The feature story in July 7th’s Business week is somewhat mind boggling. The Housing Abyss story is fairly long but the idea of “buying and bailing” followed two paragraphs later by the common damage to foreclosed homes makes one think that 2+2=5 in bankland:
[An agent] in Henderson, Nev., says he has been flooded with calls from people interested in “buying and bailing”—that is, buying an additional house while their credit is still good, then walking away from the old one unless they can cut a favorable deal with the lender. So far the number of people who have done so appears to be small. But Hawks says banks are receptive to lending for such purchases because they figure the buyer will be able to afford the new, cheaper place. Also, says Hawks, they know that, since the buyer’s credit will become damaged, he or she won’t pull the same trick on them, at least for a few years.
Two paragraphs later:
Mass foreclosures accelerate a neighborhood’s decline, triggering a spiral of abandonment and decay. A survey of agents this year for Inside Mortgage Finance by Geosegment Systems and Campbell Communications found that about half of foreclosed properties have significant damage, which reduces a property’s value by about 25% (e.g., $100,000 on a $400,000 house). Ruined floors and carpets, holes in walls, and missing appliances lead the list.
Banks are knowingly receptive to a buyer purchasing a second home so they can repossess a house that is going to be trashed? Maybe the buyer can strip the house before foreclosure and put the parts on Ebay to pay for the first seven years of mortgage payments on the second home! The whole thing requires some long-range planning on the buyers part as it is going to trash your credit and perhaps a total lack of morals but the American way is all about the bottom line.

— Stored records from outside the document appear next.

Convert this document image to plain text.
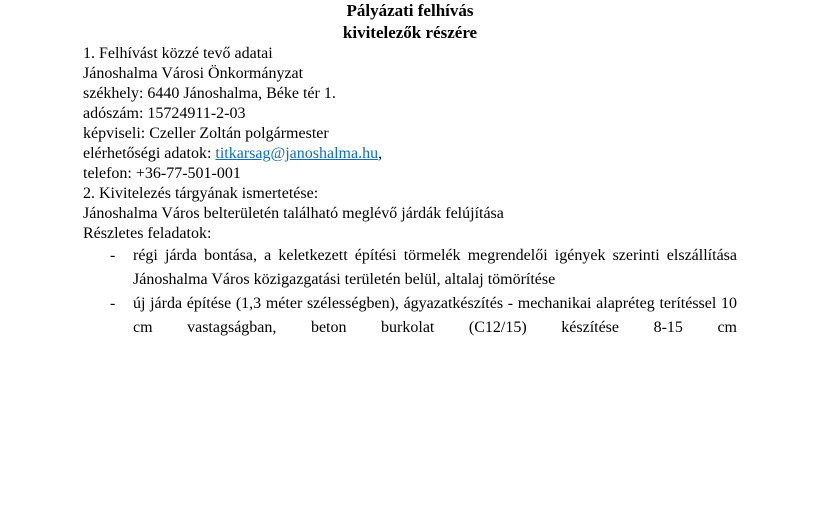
Pályázati felhívás
kivitelezők részére

1. Felhívást közzé tevő adatai

Jánoshalma Városi Önkormányzat
székhely: 6440 Jánoshalma, Béke tér 1.
adószám: 15724911-2-03
képviseli: Czeller Zoltán polgármester
elérhetőségi adatok: titkarsag@janoshalma.hu,
telefon: +36-77-501-001

2. Kivitelezés tárgyának ismertetése:

Jánoshalma Város belterületén található meglévő járdák felújítása

Részletes feladatok:

-	régi járda bontása, a keletkezett építési törmelék megrendelői igények szerinti elszállítása Jánoshalma Város közigazgatási területén belül, altalaj tömörítése
-	új járda építése (1,3 méter szélességben), ágyazatkészítés - mechanikai alapréteg terítéssel 10 cm vastagságban, beton burkolat (C12/15) készítése 8-15 cm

Doesn’t seem like good banking practice to as a way of making new loans.
Very interesting post Charles. Thanks.
It sounds like the lender making the loan on the second home doesn’t own the mortgage on the first home, so they will not take a loss on that one.
This is the classic prisoners dilemma-that lender might make money on the new loan, but if other lenders facilitate buy and bails on this lender’s other mortages, they will lose money there. It is best for all lenders to steer away and not shoot each other in the foot. But since one can’t coerce each other to stop, the best financial outcome is to join the others.
What I’m interested to know is how does the second bank know the borrower is walking away from the first home?
We’re seeing this more and more too in Tucson. I recently read an article about an ex-broker who gutted his home before foreclosure and was sentenced to jail time for it (http://www.usnews.com/blogs/the-home-front/2008/6/26/man-guts-home-gets-jail-sentence.html), and I think this should serve as warning to everyone thinking of doing something like this.
It really is frustrating when I am showing foreclosures to clients and I see the sad state some of these recently built homes are in; broken granite countertops, cabinet doors torn off, holes in walls, stains on carpets. A total lack of pride and regard for the house.
I have worked with a few clients who have been in this situation and the lender of one of them required a signed rental agreement for their old house before agreeing to lend to them for the newer (and cheaper) home they were looking to buy. Interesting idea but I have a feeling it won’t stem the “buying and bailing””.